Notre partenariat est fondé sur un mécénat original créé en 2012 à l’initiative d’EDF avec le concours de chercheurs des écoles d’ingénieurs qui sont aujourd’hui dans l’Institut polytechnique de Paris. Il est porté par la Fondation mathématique Jacques Hadamard.
Concrètement, nous faisons un appel à projets. Nous organisons des conférences ainsi que des cours avancés pour les doctorants et pour les chercheurs, toujours avec pour but de répondre à de vrais défis académiques et industriels.
Wim Van Ackooij : Aujourd’hui, les partenaires avec lesquels on travaille sont non seulement issus du monde académique français, mais aussi européens, voire internationaux.

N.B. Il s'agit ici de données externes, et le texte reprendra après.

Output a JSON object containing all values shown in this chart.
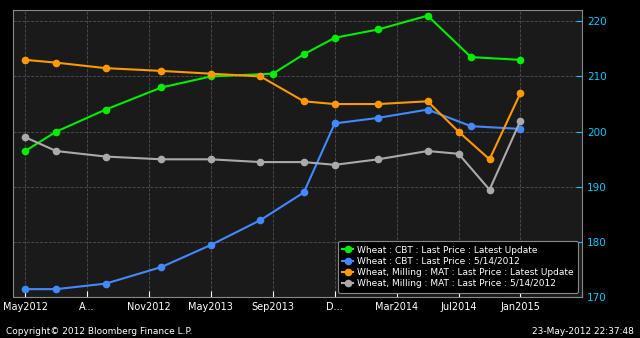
{
  "background_color": "#000000",
  "plot_bg_color": "#1a1a1a",
  "text_color": "#ffffff",
  "ytick_color": "#00ccff",
  "xtick_color": "#ffffff",
  "grid_color": "#555555",
  "ylim": [
    170,
    222
  ],
  "yticks": [
    170,
    180,
    190,
    200,
    210,
    220
  ],
  "x_labels": [
    "May2012",
    "A...",
    "Nov2012",
    "May2013",
    "Sep2013",
    "D...",
    "Mar2014",
    "Jul2014",
    "Jan2015",
    ""
  ],
  "xlabel_bottom": "Copyright© 2012 Bloomberg Finance L.P.",
  "xlabel_right": "23-May-2012 22:37:48",
  "green_x": [
    0,
    0.5,
    1.3,
    2.2,
    3.0,
    4.0,
    4.5,
    5.0,
    5.7,
    6.5,
    7.2,
    8.0
  ],
  "green_y": [
    196.5,
    200,
    204,
    208,
    210,
    210.5,
    214,
    217,
    218.5,
    221,
    213.5,
    213.0
  ],
  "blue_x": [
    0,
    0.5,
    1.3,
    2.2,
    3.0,
    3.8,
    4.5,
    5.0,
    5.7,
    6.5,
    7.2,
    8.0
  ],
  "blue_y": [
    171.5,
    171.5,
    172.5,
    175.5,
    179.5,
    184,
    189,
    201.5,
    202.5,
    204,
    201,
    200.5
  ],
  "orange_x": [
    0,
    0.5,
    1.3,
    2.2,
    3.0,
    3.8,
    4.5,
    5.0,
    5.7,
    6.5,
    7.0,
    7.5,
    8.0
  ],
  "orange_y": [
    213,
    212.5,
    211.5,
    211,
    210.5,
    210,
    205.5,
    205,
    205,
    205.5,
    200,
    195,
    207
  ],
  "gray_x": [
    0,
    0.5,
    1.3,
    2.2,
    3.0,
    3.8,
    4.5,
    5.0,
    5.7,
    6.5,
    7.0,
    7.5,
    8.0
  ],
  "gray_y": [
    199,
    196.5,
    195.5,
    195,
    195,
    194.5,
    194.5,
    194,
    195,
    196.5,
    196,
    189.5,
    202
  ],
  "legend_labels": [
    "Wheat : CBT : Last Price : Latest Update",
    "Wheat : CBT : Last Price : 5/14/2012",
    "Wheat, Milling : MAT : Last Price : Latest Update",
    "Wheat, Milling : MAT : Last Price : 5/14/2012"
  ],
  "legend_colors": [
    "#00ee00",
    "#4488ff",
    "#ff9900",
    "#aaaaaa"
  ]
}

Stéphane Gaubert : Nous traitons de nombreux sujets en lien avec la gestion de l’énergie. Par exemple, optimiser les rechargements des centrales nucléaires ou bien dans un contexte de transition énergétique, exploiter au mieux les énergies renouvelables.
Notre bilan
Wim Van Ackooij : Le partenariat a également permis d’identifier de nouvelles cibles de recherche. Par exemple, la théorie des jeux. La théorie des jeux va permettre par exemple d’utiliser au mieux les énergies décarbonées.

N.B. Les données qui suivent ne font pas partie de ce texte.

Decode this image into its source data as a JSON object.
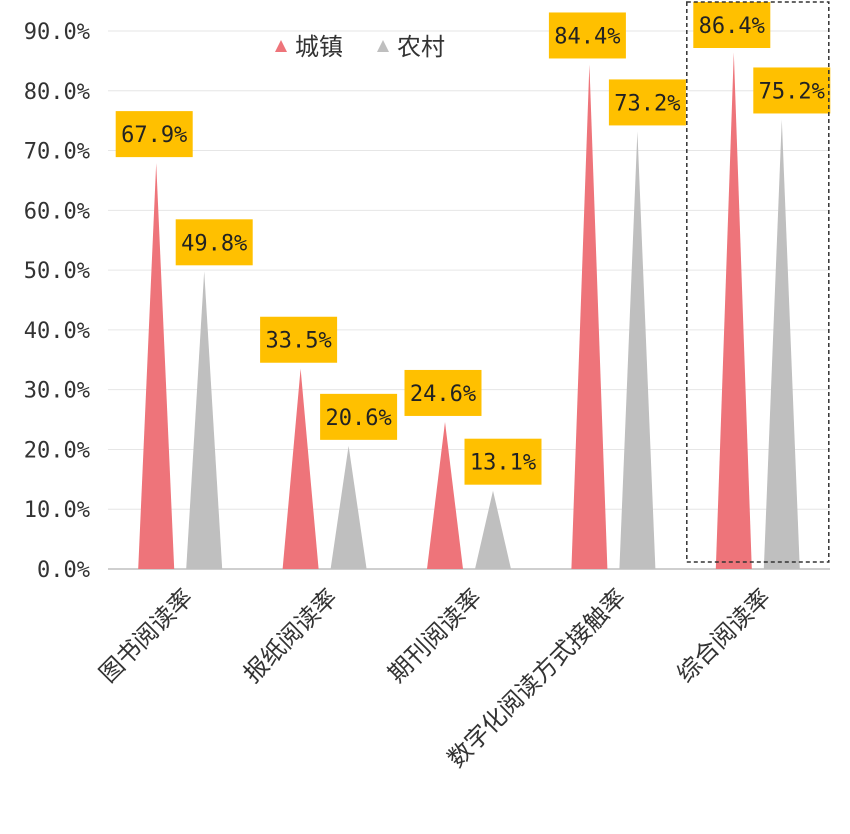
{
  "chart_data": {
    "type": "bar",
    "mark_shape": "triangle",
    "title": "",
    "xlabel": "",
    "ylabel": "",
    "categories": [
      "图书阅读率",
      "报纸阅读率",
      "期刊阅读率",
      "数字化阅读方式接触率",
      "综合阅读率"
    ],
    "series": [
      {
        "name": "城镇",
        "values": [
          67.9,
          33.5,
          24.6,
          84.4,
          86.4
        ],
        "color": "#EE747A",
        "labels": [
          "67.9%",
          "33.5%",
          "24.6%",
          "84.4%",
          "86.4%"
        ]
      },
      {
        "name": "农村",
        "values": [
          49.8,
          20.6,
          13.1,
          73.2,
          75.2
        ],
        "color": "#BFBFBF",
        "labels": [
          "49.8%",
          "20.6%",
          "13.1%",
          "73.2%",
          "75.2%"
        ]
      }
    ],
    "ylim": [
      0,
      90
    ],
    "yticks": [
      0,
      10,
      20,
      30,
      40,
      50,
      60,
      70,
      80,
      90
    ],
    "ytick_labels": [
      "0.0%",
      "10.0%",
      "20.0%",
      "30.0%",
      "40.0%",
      "50.0%",
      "60.0%",
      "70.0%",
      "80.0%",
      "90.0%"
    ],
    "grid": true,
    "legend_position": "top-center",
    "label_box_color": "#FFC000",
    "highlighted_category": "综合阅读率"
  }
}
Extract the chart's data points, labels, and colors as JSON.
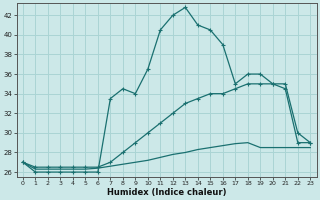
{
  "xlabel": "Humidex (Indice chaleur)",
  "background_color": "#cce8e8",
  "grid_color": "#aad4d4",
  "line_color": "#1a7070",
  "xlim": [
    -0.5,
    23.5
  ],
  "ylim": [
    25.5,
    43.2
  ],
  "xticks": [
    0,
    1,
    2,
    3,
    4,
    5,
    6,
    7,
    8,
    9,
    10,
    11,
    12,
    13,
    14,
    15,
    16,
    17,
    18,
    19,
    20,
    21,
    22,
    23
  ],
  "yticks": [
    26,
    28,
    30,
    32,
    34,
    36,
    38,
    40,
    42
  ],
  "line1_x": [
    0,
    1,
    2,
    3,
    4,
    5,
    6,
    7,
    8,
    9,
    10,
    11,
    12,
    13,
    14,
    15,
    16,
    17,
    18,
    19,
    20,
    21,
    22,
    23
  ],
  "line1_y": [
    27,
    26,
    26,
    26,
    26,
    26,
    26,
    33.5,
    34.5,
    34,
    36.5,
    40.5,
    42,
    42.8,
    41,
    40.5,
    39,
    35,
    36,
    36,
    35,
    34.5,
    29,
    29
  ],
  "line2_x": [
    0,
    1,
    2,
    3,
    4,
    5,
    6,
    7,
    8,
    9,
    10,
    11,
    12,
    13,
    14,
    15,
    16,
    17,
    18,
    19,
    20,
    21,
    22,
    23
  ],
  "line2_y": [
    27,
    26.5,
    26.5,
    26.5,
    26.5,
    26.5,
    26.5,
    27,
    28,
    29,
    30,
    31,
    32,
    33,
    33.5,
    34,
    34,
    34.5,
    35,
    35,
    35,
    35,
    30,
    29
  ],
  "line3_x": [
    0,
    1,
    2,
    3,
    4,
    5,
    6,
    7,
    8,
    9,
    10,
    11,
    12,
    13,
    14,
    15,
    16,
    17,
    18,
    19,
    20,
    21,
    22,
    23
  ],
  "line3_y": [
    27,
    26.3,
    26.3,
    26.3,
    26.3,
    26.3,
    26.4,
    26.6,
    26.8,
    27.0,
    27.2,
    27.5,
    27.8,
    28.0,
    28.3,
    28.5,
    28.7,
    28.9,
    29.0,
    28.5,
    28.5,
    28.5,
    28.5,
    28.5
  ]
}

Stéphane Gaubert : La théorie des jeux en champ moyen, qui est un développement récent, permet de comprendre l’effet macroscopique de l’interaction d’une multitude d’agents individuels. Par exemple, quel va être l’effet sur la grille de décisions de recharge de batteries.
Wim Van Ackooij : Le partenariat PGMO montre la vitalité de la recherche en mathématiques et la possibilité des débouchés dans l’industrie.
Nos galères
Wim Van Ackooij : Une des difficultés de l’optimisation vient clairement de la pratique. Par exemple, lorsqu’on cherche à tenir compte de l’état d’une centrale, soit elle est éteinte, soit elle est démarrée. Donc, c’est un aspect combinatoire, un aspect zéro-un. Il n’y a pas d’entre deux et cela rend le problème assez ardu.

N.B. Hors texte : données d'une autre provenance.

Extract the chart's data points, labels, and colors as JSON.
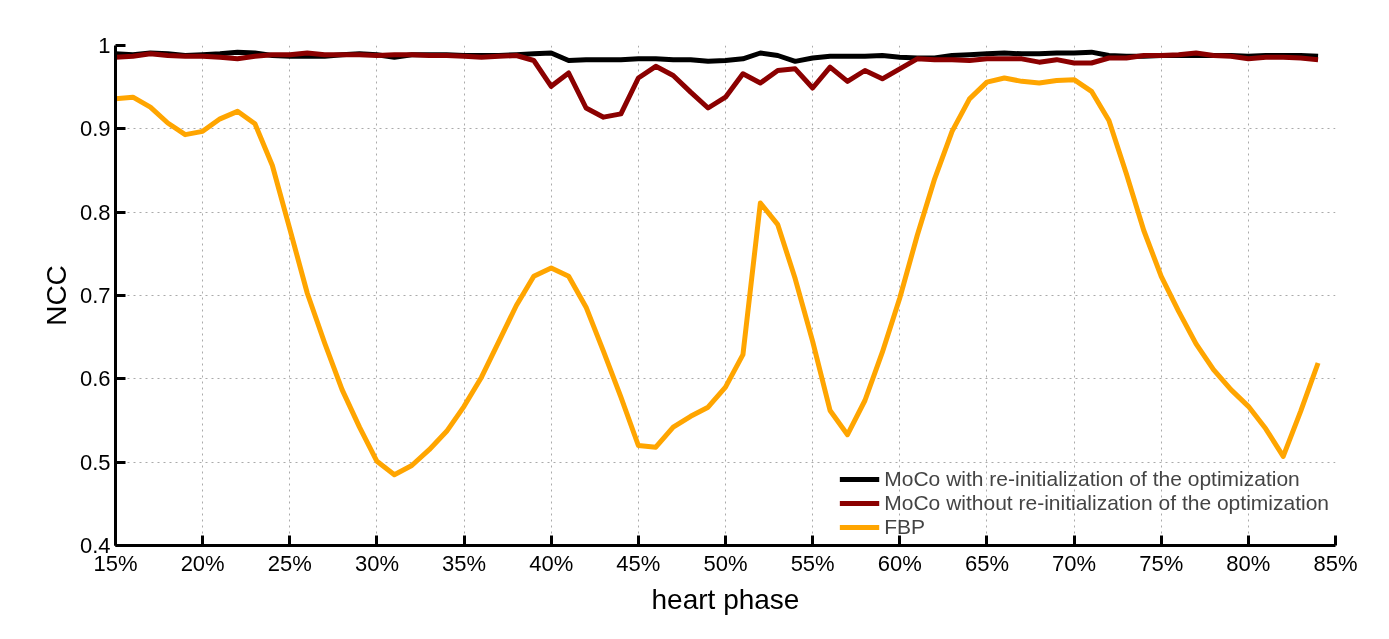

Stéphane Gaubert : En effet, une difficulté fondamentale, c’est ce qu’on appelle l’explosion combinatoire dur au caractère discret des décisions. Ce qui signifie que si on s’y prend mal, le temps d’exécution va croître de manière exponentielle.
Wim Van Ackooij : Un autre aspect, c’est la prise en compte des incertitudes. On cherche, dans le problème d’optimisation, la meilleure réponse qui soit robuste aux incertitudes qui vont arriver en temps réel.
Nos solutions
Wim Van Ackooij : Si EDF devait à elle seule résoudre l’ensemble des problèmes posés par le défi énergétique, et ce, uniquement par la partie optimisation, il aurait fallu qu’on soit quasiment 10 fois plus nombreux. Le côté ouvert du partenariat permet des collaborations avec le monde académique extrêmement fructueuses qui permettent la diffusion des solutions nouvelles, des idées nouvelles plus rapidement que dans un cadre classique.
Stéphane Gaubert : Le PGMO permet en particulier de faire connaître les problématiques de l’énergie à des matheux purs. Les problèmes qui se posent sont parfois anciens, parfois ouverts depuis 30 ans. Avec l’apport des mathématiques fondamentales, nous avons l’espoir de progresser.
Nos partenariats
Stéphane Gaubert : Nous fédérons des chercheurs qui peuvent être extrêmement différents, qui vont des fondamentaux jusqu’aux mathématiciens appliqués ou aux informaticiens. Certains travaillent parfois en solitaire, papier crayon, et d’autres, en particulier dans les sujets appliqués, vont travailler en équipe, ce qui est essentiel par exemple pour le développement logiciel. L’un des objets du PGMO, c’est justement de faire travailler ensemble ces profils très variés.
Wim Van Ackooij : À EDF et à la R&D en particulier, nous avons une culture scientifique de longue date. Par exemple, un de nos plus brillants esprits, Michel Gondran, a déjà travaillé, dans les années 70, sur les articles fondateurs en recherche opérationnelle et combinatoire.
Bien évidemment, il convient également de nommer Marcel Boiteux qui a d’abord travaillé en tant qu’ingénieur à la R&D, puis plus tard en tant que dirigeant de l’entreprise, et qui a publié des articles fondateurs sur la tarification de l’électricité au coût marginal.
Aujourd’hui, à travers le programme PGMO, nous avons un vrai rôle d’animation scientifique dans le domaine de l’optimisation.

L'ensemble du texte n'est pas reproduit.